Disclosures:
Dr Romero has received grant support from Biosense Webster (BWI-IIS-535) for an investigator-initiated study (The PLEA Trial; https://www.clinicaltrials.gov; Unique identifier: NCT04216667). Dr. Romero is a paid consultant for Biosense Webster, Sanofi-Aventis and AtriCure.
Funding: None
Catheter ablation (CA) is the mainstay therapy for the maintenance of sinus rhythm in patients with paroxysmal and persistent atrial fibrillation (AF). Pulmonary vein isolation (PVI) has remained the most frequently used treatment strategy for this entity. Radiofrequency ablation (RFA), which has been in use for over 3 decades, is the most frequent energy source implemented for CA followed by cryoablation and laser, with alternative energy sources (including focused ultrasound, and microwave energy) used mainly in investigational studies with limited clinical applicability. The understanding of RF biophysics enables electrophysiologists to titrate tissue current delivery to control lesion surface area and depth. Nonetheless, in the case of PVI, RFA is associated with several potential complications or significant adverse events, including pulmonary vein stenosis, incomplete circumferential ablation, and thermal damage to adjacent structures (e.g., right phrenic nerve, esophagus), which limits lesion efficacy to maintain patient safety.

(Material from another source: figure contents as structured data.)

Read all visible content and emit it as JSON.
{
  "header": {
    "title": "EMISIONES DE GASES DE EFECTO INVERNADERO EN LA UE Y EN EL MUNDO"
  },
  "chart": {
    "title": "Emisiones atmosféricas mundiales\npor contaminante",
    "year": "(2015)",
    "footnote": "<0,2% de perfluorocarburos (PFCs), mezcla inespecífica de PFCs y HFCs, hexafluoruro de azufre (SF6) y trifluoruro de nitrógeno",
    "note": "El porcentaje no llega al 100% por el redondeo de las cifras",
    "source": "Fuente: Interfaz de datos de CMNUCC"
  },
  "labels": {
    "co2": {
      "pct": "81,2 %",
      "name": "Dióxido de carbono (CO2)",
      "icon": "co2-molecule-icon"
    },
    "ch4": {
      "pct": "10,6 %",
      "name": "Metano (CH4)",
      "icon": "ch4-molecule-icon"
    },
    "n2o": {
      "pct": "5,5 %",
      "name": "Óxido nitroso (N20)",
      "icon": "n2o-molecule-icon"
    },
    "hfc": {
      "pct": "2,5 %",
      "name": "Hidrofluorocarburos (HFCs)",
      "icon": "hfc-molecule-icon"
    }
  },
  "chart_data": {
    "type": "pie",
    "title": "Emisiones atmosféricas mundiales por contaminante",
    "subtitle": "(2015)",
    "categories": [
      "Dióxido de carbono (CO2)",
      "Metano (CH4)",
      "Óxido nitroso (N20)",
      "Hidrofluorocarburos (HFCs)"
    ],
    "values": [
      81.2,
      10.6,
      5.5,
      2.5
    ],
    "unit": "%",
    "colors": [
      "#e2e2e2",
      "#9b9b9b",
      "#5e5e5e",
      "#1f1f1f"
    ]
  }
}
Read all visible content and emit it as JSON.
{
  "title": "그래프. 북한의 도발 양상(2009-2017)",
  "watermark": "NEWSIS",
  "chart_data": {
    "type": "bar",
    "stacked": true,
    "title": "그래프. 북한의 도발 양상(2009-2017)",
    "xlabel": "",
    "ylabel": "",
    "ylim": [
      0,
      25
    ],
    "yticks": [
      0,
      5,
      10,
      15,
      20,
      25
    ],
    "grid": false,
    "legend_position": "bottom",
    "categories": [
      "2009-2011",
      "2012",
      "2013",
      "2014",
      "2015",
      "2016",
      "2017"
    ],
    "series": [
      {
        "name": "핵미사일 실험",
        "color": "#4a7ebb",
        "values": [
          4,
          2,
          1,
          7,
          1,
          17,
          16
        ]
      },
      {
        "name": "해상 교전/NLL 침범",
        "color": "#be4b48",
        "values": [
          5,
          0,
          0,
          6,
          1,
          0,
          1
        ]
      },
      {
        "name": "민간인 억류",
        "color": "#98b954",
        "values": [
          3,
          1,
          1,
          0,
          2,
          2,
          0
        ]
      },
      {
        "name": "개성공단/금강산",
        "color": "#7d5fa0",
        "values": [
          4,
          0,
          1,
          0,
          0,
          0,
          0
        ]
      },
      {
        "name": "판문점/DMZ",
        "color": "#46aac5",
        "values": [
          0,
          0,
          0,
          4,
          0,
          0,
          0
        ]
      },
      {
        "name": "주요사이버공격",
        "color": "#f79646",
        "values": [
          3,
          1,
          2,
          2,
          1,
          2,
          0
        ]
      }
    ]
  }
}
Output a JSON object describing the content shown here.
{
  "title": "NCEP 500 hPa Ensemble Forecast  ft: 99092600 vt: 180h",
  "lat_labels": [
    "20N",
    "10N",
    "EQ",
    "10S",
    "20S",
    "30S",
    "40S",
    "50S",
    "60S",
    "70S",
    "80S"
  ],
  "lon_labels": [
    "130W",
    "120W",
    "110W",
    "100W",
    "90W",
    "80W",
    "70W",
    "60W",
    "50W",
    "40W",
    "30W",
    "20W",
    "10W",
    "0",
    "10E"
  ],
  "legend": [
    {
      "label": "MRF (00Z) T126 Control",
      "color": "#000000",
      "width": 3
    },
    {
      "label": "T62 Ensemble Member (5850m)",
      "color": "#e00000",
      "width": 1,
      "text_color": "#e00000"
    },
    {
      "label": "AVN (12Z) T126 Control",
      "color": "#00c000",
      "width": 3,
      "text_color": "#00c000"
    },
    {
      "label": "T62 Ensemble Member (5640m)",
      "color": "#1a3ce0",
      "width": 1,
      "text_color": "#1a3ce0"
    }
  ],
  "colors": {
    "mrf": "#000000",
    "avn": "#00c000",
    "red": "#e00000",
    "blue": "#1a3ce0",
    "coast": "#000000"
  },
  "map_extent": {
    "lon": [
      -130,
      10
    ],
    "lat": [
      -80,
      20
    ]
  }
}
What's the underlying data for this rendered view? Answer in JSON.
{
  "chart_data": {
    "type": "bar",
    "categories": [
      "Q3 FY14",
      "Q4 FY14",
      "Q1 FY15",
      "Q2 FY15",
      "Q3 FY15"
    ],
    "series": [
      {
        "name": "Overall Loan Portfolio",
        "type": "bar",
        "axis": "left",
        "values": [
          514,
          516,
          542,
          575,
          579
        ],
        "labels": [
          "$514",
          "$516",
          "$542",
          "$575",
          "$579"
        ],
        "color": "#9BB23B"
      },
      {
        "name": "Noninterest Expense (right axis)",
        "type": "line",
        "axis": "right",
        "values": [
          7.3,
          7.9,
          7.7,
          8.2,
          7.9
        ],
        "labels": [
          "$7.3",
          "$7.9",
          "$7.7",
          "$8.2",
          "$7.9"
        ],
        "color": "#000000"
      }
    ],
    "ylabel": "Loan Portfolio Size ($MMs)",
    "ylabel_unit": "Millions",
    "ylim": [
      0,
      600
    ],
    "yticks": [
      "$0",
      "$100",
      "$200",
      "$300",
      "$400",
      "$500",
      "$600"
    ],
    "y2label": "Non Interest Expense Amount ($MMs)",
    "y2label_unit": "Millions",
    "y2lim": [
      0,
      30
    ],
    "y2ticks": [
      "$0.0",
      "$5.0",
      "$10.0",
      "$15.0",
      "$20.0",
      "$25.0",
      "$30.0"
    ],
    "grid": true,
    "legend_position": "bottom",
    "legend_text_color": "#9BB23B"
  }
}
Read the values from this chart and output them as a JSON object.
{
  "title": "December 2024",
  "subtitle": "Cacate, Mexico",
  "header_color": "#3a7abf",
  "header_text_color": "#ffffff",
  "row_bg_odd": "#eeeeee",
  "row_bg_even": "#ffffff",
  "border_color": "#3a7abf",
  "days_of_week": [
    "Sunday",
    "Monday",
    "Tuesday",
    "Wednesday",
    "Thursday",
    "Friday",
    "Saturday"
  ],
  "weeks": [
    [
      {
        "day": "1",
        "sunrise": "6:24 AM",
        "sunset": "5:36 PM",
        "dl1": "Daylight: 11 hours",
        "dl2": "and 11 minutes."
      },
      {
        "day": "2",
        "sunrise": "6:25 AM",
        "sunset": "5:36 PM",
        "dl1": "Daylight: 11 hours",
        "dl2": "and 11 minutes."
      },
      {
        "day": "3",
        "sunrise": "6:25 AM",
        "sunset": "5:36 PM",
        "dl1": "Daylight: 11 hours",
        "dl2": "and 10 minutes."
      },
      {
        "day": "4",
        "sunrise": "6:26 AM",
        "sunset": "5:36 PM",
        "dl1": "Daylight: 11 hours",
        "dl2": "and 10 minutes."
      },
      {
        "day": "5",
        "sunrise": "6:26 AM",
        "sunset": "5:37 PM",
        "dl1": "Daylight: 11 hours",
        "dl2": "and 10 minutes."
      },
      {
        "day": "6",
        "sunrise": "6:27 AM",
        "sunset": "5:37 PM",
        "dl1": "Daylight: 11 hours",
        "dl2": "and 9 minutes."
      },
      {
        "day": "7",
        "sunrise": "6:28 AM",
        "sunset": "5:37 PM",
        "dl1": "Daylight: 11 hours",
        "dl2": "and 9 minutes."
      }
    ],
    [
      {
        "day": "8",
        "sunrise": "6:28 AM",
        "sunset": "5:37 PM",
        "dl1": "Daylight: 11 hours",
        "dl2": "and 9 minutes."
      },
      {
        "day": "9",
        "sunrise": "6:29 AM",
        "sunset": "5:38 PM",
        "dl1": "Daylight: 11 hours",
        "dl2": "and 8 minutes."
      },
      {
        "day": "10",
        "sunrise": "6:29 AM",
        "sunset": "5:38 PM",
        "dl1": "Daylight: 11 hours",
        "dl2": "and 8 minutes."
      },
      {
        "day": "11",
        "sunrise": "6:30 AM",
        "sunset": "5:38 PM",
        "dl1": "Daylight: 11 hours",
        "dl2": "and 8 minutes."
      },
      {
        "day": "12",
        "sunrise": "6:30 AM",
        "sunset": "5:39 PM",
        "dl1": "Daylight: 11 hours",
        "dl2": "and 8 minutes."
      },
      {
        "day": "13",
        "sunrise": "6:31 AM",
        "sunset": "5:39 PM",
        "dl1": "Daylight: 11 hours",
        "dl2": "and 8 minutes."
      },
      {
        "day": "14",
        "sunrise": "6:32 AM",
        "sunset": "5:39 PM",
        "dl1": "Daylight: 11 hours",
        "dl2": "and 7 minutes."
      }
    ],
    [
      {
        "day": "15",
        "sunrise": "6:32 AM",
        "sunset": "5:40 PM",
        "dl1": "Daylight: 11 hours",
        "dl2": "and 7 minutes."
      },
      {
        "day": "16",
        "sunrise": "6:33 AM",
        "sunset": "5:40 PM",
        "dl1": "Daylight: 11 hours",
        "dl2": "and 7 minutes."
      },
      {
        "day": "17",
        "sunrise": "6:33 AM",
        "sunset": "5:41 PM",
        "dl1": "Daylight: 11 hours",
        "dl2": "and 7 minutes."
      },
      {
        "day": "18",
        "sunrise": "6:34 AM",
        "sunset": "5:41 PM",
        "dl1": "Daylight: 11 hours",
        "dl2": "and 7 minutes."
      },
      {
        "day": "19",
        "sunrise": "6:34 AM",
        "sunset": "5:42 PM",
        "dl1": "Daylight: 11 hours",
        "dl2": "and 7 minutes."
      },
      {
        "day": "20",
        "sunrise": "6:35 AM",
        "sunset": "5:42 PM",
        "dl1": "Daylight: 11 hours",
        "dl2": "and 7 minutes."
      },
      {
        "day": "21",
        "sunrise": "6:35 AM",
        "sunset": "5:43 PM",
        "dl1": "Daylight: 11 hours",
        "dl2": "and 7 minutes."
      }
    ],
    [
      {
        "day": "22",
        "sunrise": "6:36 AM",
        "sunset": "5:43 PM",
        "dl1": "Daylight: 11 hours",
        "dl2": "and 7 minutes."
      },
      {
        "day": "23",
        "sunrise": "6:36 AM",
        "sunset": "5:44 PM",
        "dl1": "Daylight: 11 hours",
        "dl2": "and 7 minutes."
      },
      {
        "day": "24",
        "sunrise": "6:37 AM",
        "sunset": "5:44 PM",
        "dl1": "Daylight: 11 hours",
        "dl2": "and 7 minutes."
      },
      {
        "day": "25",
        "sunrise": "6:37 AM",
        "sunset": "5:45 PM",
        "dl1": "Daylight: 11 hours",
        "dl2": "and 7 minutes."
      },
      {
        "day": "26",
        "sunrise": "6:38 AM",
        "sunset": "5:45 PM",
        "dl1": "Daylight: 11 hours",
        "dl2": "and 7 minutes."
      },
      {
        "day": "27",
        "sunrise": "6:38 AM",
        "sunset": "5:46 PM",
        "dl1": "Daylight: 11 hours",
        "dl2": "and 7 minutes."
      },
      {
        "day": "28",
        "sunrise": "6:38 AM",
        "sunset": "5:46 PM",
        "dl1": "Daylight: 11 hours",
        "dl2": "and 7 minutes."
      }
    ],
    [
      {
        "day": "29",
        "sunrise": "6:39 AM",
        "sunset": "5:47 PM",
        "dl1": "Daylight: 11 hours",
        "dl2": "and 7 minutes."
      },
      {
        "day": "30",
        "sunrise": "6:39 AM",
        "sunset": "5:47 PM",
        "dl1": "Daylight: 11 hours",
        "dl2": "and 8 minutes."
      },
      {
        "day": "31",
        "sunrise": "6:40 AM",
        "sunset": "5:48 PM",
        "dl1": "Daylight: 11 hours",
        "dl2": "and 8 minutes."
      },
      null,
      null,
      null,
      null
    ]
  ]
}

Although cryoablation was introduced as a faster and potentially safer alternative to achieve a complete PVI, it was also associated with a significant risk of phrenic nerve and esophageal injury and offers no real advantages in terms of arrhythmia recurrence (1). Use of direct current (DC) delivered through diagnostic catheters to elicit cellular destruction dates to the early days of CA. Nonetheless, the large amount of energy necessary to produce tissue destruction (up to 300 J - by what was considered to be “fulguration”) was painful and the delivery of large monophasic unipolar defibrillation waveforms from small surface area diagnostic electrodes resulted in hazardous effects (2-4). These included the formation of gas vapor globe and arcing at the tip of the electrode, which produced barotrauma related complications including myocardial perforation and tamponade and formation of non-homogeneous lesions, which were proarrhythmic (5,6). The mechanism of lesion formation during DC ablation was later determined to be irreversible electroporation (IRE) (7,8). Subsequent studies used lower energy to achieve successful ablation with a reduced risk of adverse events (9-11). Nevertheless, before these improvements could be adopted, RFA became available and quickly achieved widespread acceptance given the ability to provide a controlled amount of energy, a greater effectiveness and a lower incidence of life-threatening complications compared to DC ablation.
Recently, ablation using electric fields generated by short pulses of high energy, known as pulsed field ablation (PFA), has shown promise by specifically targeting myocardium without generating heat or damaging adjacent tissue.